The state budget is based on the amount of revenues from taxes, fees, and other sources of funds North Carolina expects to collect in the next budget—or fiscal—year, which runs from July1 to June 30.  Those projections are made by economists and financial experts in both the executive and legislative branches of government.  In most cases, the governor and members of the General Assembly try to use conservative projections for next year’s growth in deciding how much money will be available to include in the budget.  In most years, the economy performs better than the conservative estimates, leading to revenue collections that exceed projections. That leaves the state with unbudgeted, one-time funds that can be used for repair and renovation of state facilities, and a “rainy day fund” for emergencies, clean water projects, construction of new facilities, equipment purchases, or other one-time costs.

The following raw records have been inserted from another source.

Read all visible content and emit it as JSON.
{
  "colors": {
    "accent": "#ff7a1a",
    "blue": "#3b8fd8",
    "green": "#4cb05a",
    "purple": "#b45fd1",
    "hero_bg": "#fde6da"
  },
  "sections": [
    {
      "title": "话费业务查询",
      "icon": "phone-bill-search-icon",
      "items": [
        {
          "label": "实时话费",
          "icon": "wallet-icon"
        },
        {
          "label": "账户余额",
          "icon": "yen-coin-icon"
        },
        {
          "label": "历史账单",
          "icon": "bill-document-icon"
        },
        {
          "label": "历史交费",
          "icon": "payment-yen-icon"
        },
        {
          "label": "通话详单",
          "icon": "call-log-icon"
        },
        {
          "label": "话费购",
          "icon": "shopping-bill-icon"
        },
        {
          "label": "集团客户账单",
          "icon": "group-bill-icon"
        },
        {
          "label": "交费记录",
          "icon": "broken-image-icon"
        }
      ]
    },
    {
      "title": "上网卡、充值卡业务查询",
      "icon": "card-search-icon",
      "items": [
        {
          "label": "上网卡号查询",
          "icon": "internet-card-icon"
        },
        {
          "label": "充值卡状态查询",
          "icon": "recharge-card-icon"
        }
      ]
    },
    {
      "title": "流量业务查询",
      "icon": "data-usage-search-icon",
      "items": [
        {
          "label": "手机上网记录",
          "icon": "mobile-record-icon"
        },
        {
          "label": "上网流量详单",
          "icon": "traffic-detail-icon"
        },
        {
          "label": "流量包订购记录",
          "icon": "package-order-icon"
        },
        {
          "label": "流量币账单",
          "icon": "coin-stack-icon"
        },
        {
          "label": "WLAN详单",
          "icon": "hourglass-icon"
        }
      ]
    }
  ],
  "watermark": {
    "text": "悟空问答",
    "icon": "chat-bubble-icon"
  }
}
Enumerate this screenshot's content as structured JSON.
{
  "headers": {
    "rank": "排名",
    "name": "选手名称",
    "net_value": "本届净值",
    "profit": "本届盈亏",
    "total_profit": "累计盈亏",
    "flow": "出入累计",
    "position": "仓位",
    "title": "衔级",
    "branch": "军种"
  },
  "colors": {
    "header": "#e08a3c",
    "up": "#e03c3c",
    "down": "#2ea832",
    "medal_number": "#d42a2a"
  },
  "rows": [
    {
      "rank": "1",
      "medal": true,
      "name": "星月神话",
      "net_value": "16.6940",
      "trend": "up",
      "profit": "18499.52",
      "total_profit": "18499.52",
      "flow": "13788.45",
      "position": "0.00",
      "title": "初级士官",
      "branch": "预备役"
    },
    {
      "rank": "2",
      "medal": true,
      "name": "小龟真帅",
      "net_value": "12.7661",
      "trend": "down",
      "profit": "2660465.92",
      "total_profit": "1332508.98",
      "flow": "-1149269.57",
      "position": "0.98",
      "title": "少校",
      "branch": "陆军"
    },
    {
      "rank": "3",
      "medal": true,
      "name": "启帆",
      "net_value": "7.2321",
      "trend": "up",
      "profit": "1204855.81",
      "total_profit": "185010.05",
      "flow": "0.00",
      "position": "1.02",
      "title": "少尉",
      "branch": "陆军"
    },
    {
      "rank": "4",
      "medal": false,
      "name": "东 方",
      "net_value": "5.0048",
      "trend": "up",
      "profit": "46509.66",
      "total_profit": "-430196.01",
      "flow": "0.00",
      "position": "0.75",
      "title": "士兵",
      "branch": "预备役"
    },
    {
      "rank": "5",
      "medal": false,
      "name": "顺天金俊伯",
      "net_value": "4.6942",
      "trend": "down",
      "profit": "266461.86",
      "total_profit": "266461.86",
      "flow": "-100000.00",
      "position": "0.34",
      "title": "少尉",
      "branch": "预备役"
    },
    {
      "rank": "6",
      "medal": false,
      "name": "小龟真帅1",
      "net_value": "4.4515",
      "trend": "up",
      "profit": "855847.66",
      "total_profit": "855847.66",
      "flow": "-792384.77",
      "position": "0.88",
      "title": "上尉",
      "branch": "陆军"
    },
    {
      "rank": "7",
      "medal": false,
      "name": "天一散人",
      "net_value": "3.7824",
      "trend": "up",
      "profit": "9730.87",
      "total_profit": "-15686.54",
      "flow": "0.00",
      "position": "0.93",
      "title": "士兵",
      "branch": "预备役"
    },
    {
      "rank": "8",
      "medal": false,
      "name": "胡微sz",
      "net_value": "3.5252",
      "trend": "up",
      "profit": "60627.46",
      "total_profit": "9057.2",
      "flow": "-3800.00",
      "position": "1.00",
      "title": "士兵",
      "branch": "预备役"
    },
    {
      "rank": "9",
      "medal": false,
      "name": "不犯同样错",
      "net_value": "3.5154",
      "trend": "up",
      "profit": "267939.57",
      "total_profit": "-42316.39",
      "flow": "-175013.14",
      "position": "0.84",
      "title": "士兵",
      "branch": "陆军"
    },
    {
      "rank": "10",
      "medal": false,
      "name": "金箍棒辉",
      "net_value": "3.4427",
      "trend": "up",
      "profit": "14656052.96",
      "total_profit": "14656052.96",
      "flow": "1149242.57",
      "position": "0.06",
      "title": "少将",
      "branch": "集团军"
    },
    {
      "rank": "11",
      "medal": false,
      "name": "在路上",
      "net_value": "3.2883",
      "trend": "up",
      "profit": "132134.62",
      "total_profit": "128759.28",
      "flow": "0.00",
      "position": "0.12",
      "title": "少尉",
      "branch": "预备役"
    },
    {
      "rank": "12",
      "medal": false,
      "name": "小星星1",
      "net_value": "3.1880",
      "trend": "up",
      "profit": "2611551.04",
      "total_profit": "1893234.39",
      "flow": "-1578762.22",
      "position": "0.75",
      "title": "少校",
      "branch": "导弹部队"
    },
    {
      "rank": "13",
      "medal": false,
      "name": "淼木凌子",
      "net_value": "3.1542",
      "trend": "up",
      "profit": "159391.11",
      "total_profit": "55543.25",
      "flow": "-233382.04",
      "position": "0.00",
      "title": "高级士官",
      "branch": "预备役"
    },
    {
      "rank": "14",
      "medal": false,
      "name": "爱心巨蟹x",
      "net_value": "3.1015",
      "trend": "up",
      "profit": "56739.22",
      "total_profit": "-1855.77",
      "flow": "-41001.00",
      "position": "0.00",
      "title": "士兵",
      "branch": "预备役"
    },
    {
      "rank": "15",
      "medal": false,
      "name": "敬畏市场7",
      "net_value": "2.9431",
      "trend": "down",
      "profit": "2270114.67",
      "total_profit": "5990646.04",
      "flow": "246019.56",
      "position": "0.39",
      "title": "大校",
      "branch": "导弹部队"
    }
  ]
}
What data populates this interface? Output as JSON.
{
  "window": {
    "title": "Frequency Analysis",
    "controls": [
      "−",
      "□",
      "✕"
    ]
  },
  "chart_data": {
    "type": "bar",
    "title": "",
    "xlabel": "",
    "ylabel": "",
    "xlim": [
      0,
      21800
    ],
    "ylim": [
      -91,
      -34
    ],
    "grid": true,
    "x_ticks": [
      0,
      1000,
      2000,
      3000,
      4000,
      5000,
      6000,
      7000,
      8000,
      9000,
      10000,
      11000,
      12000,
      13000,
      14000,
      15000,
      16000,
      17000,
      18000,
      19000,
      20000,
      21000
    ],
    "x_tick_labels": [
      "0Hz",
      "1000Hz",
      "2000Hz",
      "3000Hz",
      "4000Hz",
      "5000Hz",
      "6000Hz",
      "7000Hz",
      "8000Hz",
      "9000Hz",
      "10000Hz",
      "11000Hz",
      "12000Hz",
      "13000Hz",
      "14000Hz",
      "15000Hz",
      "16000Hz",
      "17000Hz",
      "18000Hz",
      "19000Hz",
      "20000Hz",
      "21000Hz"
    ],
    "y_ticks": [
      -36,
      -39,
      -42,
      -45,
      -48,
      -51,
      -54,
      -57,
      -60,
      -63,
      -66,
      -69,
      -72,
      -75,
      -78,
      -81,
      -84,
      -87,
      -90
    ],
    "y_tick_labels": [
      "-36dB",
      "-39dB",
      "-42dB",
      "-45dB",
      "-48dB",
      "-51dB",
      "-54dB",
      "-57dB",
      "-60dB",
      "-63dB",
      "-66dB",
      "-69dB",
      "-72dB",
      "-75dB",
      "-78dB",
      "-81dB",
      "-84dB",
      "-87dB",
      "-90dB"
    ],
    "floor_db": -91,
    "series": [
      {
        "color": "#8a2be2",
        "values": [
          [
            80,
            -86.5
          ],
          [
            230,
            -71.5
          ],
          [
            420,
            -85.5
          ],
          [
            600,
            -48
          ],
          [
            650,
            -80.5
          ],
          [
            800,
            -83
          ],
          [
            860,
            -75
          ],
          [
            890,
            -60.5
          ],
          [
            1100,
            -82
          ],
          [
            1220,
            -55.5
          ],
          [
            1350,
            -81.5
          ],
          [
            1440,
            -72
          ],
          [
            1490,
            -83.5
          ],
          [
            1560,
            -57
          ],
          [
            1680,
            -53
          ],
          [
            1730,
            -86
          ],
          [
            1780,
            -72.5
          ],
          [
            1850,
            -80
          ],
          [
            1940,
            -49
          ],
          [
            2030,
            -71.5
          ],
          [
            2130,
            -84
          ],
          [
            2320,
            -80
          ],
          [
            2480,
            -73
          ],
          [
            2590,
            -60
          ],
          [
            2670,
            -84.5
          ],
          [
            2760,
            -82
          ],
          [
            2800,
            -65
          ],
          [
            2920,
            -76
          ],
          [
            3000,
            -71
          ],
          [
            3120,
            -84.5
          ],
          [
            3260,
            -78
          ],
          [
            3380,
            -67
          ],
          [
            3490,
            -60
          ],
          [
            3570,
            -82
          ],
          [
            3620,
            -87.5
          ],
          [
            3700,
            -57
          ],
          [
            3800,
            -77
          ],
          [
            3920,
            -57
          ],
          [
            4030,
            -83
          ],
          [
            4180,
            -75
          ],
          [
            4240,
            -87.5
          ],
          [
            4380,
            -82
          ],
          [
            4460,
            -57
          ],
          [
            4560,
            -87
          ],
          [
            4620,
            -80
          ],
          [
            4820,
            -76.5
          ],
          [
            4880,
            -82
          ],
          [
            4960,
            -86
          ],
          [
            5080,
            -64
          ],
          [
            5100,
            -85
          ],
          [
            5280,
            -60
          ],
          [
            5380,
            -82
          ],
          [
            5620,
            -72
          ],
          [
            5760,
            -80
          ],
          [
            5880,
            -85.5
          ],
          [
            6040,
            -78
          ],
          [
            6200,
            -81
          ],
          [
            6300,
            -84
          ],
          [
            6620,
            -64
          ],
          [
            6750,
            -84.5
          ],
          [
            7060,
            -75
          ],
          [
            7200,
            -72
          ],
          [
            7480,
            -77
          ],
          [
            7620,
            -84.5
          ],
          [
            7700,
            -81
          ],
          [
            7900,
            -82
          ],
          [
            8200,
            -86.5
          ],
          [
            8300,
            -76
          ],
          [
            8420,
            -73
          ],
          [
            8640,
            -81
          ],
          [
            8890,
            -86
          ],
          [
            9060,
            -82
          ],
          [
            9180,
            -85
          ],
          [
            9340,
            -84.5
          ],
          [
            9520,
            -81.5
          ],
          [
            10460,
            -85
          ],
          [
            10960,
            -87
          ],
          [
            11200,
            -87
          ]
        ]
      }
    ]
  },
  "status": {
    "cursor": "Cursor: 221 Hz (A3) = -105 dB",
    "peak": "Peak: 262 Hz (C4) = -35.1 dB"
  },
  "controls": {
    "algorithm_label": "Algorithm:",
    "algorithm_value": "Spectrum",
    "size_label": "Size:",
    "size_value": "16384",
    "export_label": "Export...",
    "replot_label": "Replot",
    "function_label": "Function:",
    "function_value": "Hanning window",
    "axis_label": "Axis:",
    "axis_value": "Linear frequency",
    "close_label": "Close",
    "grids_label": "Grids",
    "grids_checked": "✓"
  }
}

But when the economy takes a downturn, as it has in the last few years, revenue collections can fall below even conservative estimates, leaving the state with a shortfall. Unlike the federal government, North Carolina has a constitutional requirement that its budget each year be balanced. That means that spending cannot exceed the revenue taken in each year. A “deficit” or “shortfall” in North Carolina means that revenue collections for the year are running behind projections so that spending, by law, must be reduced to meet the lower revenue amounts.

The governor prepares and submits to the legislature the budget—a balanced plan of expected receipts and proposed expenses.  The legislature adopts the state’s final spending plan, but the governor has the constitutional authority to make virtually any spending reductions in that plan as necessary to ensure that the state ends its fiscal year on June 30 with a balanced budget.